Type 2 diabetes (T2D) is a complex metabolic disorder associated with an increased risk of cardiovascular disease (CVD) and neurological complications, including stroke and dementia. These complications share common underlying mechanisms, including insulin resistance and accelerated atherosclerosis. However, the specific pathways linking T2D to these outcomes are not fully understood. Furthermore, differences in genetic, lifestyle, and longitudinal factors between cross-ethnic populations, such as European (i.e., UK Biobank) and South Asian (i.e., Indian) populations, may influence disease trajectories and complication risks.
This study aims to implement an AI-driven, trajectory-based, multimodal framework using data from the UK Biobank (UKB). Multimodal data will include imaging biomarkers (e.g., carotid ultrasound), electronic health records (EHR), polygenic risk scores (PGS), metabolic markers, and other clinical and lifestyle factors. The proposed framework comprises two stages:
1. Prediction of T2D and generation of a T2D risk score.
2. Assessment of the T2D risk score, along with other covariates, as predictors of CVD and neurological outcomes (e.g., stroke and dementia).

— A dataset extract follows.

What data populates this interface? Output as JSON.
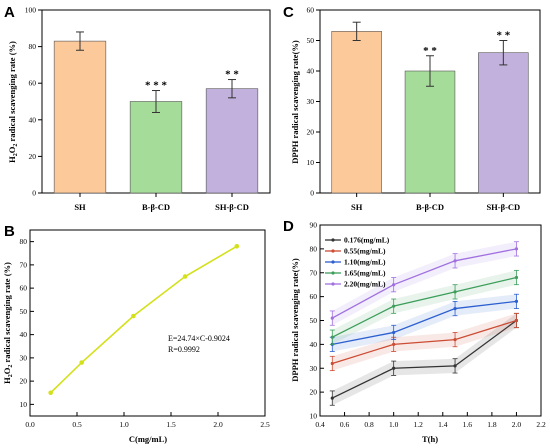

To ensure generalizability, the developed multimodal sequential prediction framework will be validated in an independent cohort with comparable data, enabling assessment of cross-ethnic differences in sequential risk profiles. As T2D and Stroke are among the top 10 causes of death in India (reported by WHO), and recent studies have reported an increasing prevalence of dementia in India, plans are underway to initiate collaboration with an Indian or other independent cohort for future validation.